Autobahn churches invite people to take a break from the road, come in and find some quiet time for prayer and contemplation. Then the visitors just drive away. The first of its kind was opened 50 years ago in Adelsried near Augsburg, under the name Mary, Protector of Travelers.

 

While the number of churches in Germany is falling, autobahn churches are enjoying something of a boom. In the past decade their numbers have risen from 11 to 32, with 15 Protestant, six Catholic and 11 ecumenical houses of roadside prayer. They must be located within half a mile of the autobahn, offer sufficient parking space and extra-long opening hours.

 

Rostalsky’s flock reconsidered after visiting another autobahn church and learning about that parish’s positive experiences.
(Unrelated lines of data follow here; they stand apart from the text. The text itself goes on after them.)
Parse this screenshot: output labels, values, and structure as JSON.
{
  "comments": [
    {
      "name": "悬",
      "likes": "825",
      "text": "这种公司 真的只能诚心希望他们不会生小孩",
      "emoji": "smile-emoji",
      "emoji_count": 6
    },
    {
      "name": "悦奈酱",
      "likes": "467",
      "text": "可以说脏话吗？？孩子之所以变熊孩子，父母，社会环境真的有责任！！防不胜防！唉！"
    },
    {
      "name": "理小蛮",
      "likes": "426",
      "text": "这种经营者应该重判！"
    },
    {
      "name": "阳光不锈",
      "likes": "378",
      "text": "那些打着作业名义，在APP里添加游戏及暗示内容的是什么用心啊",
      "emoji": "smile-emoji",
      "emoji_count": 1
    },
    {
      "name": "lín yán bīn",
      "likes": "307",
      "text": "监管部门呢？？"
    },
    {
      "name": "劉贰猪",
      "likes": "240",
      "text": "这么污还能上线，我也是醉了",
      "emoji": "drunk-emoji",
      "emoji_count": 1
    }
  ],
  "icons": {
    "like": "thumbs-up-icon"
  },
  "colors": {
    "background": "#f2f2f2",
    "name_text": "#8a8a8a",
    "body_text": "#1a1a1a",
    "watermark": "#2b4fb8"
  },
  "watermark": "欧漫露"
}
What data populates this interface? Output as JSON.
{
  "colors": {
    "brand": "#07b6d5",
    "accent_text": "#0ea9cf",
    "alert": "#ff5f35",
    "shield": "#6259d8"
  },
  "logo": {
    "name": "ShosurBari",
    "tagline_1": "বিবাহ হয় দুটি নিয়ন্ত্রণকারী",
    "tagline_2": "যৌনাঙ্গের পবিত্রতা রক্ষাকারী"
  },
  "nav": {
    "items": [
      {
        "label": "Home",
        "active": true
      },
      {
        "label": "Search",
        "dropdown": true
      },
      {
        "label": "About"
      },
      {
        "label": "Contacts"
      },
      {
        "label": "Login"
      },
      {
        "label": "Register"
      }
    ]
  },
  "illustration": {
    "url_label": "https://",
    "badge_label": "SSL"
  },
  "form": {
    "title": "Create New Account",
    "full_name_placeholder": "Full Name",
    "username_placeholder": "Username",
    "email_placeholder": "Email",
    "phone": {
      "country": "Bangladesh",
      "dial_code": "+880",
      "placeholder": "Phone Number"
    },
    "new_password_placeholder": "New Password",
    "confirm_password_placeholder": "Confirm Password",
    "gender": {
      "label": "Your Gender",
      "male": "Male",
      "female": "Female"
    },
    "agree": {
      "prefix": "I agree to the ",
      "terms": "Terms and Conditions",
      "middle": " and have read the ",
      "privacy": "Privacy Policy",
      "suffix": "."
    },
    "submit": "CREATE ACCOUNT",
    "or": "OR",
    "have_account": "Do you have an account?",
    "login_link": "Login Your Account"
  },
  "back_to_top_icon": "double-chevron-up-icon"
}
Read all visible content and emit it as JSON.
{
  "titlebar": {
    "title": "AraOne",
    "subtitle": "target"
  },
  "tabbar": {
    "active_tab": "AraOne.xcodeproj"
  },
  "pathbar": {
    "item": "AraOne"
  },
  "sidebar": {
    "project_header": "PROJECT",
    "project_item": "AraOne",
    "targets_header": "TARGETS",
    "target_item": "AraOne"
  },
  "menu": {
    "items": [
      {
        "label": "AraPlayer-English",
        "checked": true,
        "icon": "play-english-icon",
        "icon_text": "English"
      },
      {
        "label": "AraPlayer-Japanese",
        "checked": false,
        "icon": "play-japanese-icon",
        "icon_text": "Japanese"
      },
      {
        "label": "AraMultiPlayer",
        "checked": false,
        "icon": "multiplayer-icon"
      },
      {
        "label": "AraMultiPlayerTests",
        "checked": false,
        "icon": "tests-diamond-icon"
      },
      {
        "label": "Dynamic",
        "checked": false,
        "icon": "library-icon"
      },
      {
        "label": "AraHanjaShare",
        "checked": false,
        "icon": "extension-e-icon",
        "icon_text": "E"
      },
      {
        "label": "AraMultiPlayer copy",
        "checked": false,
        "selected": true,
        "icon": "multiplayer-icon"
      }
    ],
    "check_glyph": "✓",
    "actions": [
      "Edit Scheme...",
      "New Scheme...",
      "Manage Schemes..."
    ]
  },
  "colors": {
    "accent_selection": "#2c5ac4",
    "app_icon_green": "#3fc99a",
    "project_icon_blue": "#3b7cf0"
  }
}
And, when the Autobahnkirche Werbellin officially opened its doors, it galvanized the community. Today, even residents not affiliated with any religion volunteer for opening and closing duties.

 

Yet mostly, the church serves the people that come in from the road. Annually, some 300,000 people nationwide visit these churches at least once. In a recent study, the Catholic University of Applied Sciences in Freiburg found that the typical visitor is older, male and white: typical of drivers, but not of churchgoers. Indeed, 85 percent of the visitors attend church regularly, they like to light a candle – and tend to leave again after five to 10 minutes. According to the study, they seek regeneration and silence and appreciate the anonymity.

 

What eventually convinced the people of Werbellin to embrace strangers was the guest book, a common and widely used device. People write down whatever concerns them, ask for a safe ride or give thanks for arriving safely. Highway police officers regularly write and pray for fewer traffic accidents. For Rostalsky, the book “serves as a seismographic indicator of people’s hopes and fears, after all, they’re from all over the country. Sometimes I can just read from it as an intercession.”

 

Although no regular services are held for drivers, Rostalsky has performed baptisms and weddings. One couple had been commuting daily from Berlin to Schwedt and the Werbellin church was along their way. Talk about a drive-thru wedding!